公開された「シティ」も、当時主流になり始めていた滑らかなフラッシュサーフェスボディこそ取り入れられたものの、可愛い丸目ヘッドライトに当時としてはノッポなトールボーイスタイルで、スピード感やカッコ良さ、ステイタスシンボルといった、従来の自動車に求められていた感覚は微塵もありません。

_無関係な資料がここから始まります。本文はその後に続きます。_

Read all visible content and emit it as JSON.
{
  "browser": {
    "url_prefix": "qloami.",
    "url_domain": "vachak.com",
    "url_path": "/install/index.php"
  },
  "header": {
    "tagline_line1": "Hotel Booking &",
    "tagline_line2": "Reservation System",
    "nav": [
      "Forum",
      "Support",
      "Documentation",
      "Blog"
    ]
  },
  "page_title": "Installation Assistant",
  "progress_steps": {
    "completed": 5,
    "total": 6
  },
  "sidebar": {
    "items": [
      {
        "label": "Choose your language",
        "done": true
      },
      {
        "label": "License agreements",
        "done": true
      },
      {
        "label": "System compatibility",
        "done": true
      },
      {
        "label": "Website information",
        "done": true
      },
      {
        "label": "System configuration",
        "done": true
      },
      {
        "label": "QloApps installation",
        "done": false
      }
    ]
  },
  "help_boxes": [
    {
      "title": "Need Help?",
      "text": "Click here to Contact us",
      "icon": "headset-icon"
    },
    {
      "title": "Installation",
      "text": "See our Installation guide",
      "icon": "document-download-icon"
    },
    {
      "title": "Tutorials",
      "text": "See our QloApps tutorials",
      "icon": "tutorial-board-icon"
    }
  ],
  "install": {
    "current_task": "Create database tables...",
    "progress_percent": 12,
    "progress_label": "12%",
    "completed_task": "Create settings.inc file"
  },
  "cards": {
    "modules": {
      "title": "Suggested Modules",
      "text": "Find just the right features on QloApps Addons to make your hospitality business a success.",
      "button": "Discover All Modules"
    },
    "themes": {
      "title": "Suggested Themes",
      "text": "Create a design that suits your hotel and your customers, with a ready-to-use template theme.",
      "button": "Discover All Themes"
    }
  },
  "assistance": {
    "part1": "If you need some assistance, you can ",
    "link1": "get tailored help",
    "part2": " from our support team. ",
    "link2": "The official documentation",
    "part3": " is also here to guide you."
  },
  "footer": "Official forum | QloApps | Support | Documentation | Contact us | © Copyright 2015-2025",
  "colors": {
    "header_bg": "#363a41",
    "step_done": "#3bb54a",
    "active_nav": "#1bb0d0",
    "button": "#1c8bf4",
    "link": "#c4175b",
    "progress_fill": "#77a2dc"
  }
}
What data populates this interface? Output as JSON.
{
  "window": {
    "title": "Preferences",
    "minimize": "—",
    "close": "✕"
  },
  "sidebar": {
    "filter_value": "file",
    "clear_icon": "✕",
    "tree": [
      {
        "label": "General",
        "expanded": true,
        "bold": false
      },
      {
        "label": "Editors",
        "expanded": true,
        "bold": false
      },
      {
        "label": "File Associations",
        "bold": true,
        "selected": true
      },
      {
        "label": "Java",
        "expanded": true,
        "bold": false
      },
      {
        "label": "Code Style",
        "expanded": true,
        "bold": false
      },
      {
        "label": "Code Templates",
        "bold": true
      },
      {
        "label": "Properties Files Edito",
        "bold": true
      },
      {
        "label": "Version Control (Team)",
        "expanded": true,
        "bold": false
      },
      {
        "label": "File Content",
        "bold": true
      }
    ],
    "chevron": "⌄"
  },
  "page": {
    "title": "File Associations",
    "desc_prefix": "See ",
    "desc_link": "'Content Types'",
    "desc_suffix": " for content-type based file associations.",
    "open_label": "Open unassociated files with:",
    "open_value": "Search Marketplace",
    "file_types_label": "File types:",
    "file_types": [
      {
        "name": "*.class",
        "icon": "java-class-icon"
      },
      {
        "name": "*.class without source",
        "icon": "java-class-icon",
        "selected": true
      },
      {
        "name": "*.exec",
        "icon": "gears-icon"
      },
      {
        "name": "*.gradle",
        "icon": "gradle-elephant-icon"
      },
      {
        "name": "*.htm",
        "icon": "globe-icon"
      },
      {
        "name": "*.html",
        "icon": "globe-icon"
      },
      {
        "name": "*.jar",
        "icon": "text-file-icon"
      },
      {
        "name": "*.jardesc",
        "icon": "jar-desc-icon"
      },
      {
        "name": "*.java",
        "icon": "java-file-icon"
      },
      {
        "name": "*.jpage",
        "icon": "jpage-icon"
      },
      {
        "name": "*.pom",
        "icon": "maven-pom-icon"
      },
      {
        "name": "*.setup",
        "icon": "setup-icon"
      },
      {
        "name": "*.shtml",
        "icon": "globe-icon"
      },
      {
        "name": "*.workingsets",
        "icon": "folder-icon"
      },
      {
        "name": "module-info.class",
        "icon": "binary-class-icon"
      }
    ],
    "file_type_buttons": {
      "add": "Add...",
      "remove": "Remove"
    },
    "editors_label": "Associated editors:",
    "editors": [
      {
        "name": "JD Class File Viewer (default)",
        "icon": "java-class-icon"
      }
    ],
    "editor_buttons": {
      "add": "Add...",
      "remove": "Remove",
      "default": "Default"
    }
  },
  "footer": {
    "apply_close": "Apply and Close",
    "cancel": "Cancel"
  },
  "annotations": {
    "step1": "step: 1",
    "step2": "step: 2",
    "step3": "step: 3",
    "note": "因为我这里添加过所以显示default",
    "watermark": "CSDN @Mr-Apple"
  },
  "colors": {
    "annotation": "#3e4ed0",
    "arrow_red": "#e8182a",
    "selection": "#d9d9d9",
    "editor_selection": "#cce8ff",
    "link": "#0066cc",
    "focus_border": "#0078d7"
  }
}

しかし、低くなければ空気抵抗が大きいと思われていた高い車高は、Cd値(抗力係数)0.40と当時としては優秀な値で、しかも国産車初のゼロリフト(走行中の揚力ゼロ)を達成。グリップ力に無駄がなく、路面に吸い付くような走りを実現していました。

もちろん全高が高ければ室内高も高く、着座位置を上げてシートバックを起こしてもヘッドスペースに余裕があるため、後のトールワゴンでは当たり前となる「視界が広い見下ろし運転感覚」をいちはやく実現。

さらに「シティは、ポケッテリア」とカタログに書かれていたように、あちらこちらにポケットなどの小物の収納場所だらけで、ダッシュボード上にはエアコンでジュースを冷やしておける「クールポケット」すら設置。広くて快適になった車内をフルに活かし、使い勝手の想像力を広げる工夫に満ち溢れています。

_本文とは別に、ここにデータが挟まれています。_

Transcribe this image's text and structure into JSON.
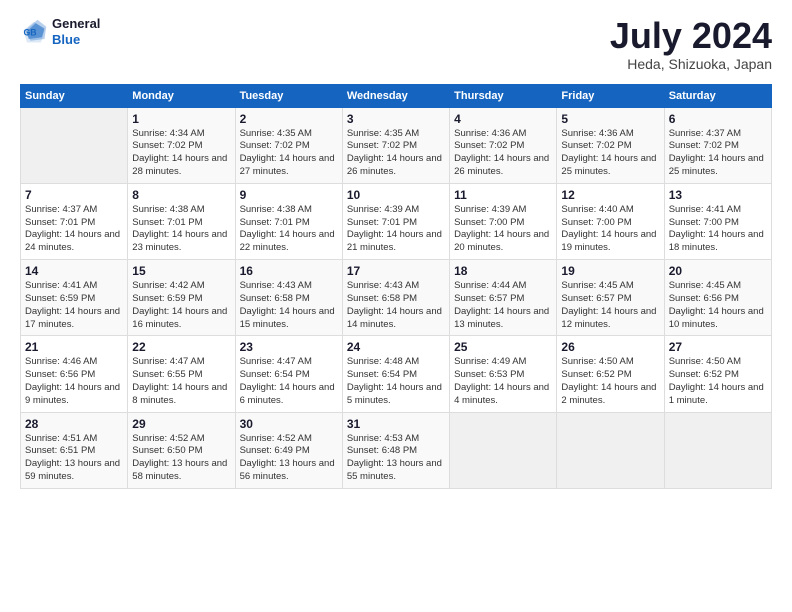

エンジンはホンダお得意の低公害型CVCCを改良した、ショートボア・ロングストローク・高圧縮比の「COMBAX」1.2リッター高効率エンジンで、実用域でキビキビ走る高出力と低燃費(Eタイプで10モード燃費19km/L)を達成するなど、まさに「よく走る快適な居住空間」でした。

当時の同クラスライバル車が、FFなりスペース効率の高いハッチバックなりと、各メーカーごとに新時代へ向けた趣向を凝らす中で、シティはまさに「これからの車はこうなる」というお手本のようであり、そして実際、その通リになっていったのです。

発売された初代シティに対し、「こんな背の高い実用車はカッコ悪い」という意見は皆無ではなかったものの、それより何より旧時代の殻を破る新世代の車として話題となり、後述する矢継ぎ早のモデル追加もあって、キャッチコピーの通り「シティはニュースにあふれている」状態になっていきます。

ムカデダンスで「ホンダ・ホンダ・ホンダ」

当時日本で無名だったマッドネスを起用したCMもまた画期的だった/出典:https://youtu.be/TLnsuBylffc

初代シティのCMもまた後々まで語り草となる型破りなもので、当初はニューヨークで集めたミュージシャンによる、シティのバンドを作ろうという話もありましたが、当時の日本では無名だったロックバンド、「マッドネス」が踊りも含めて面白いと聞くや、これぞシティに最適と起用を決めます。

もちろんそれは当時の若者の感性に訴えるためでしたが、その企画を出されてGOサインを出す上層部は若者でもなんでもないわけで、あまりの奇抜さに「なんだこりゃ!」と怒り出す人まで出る始末でした。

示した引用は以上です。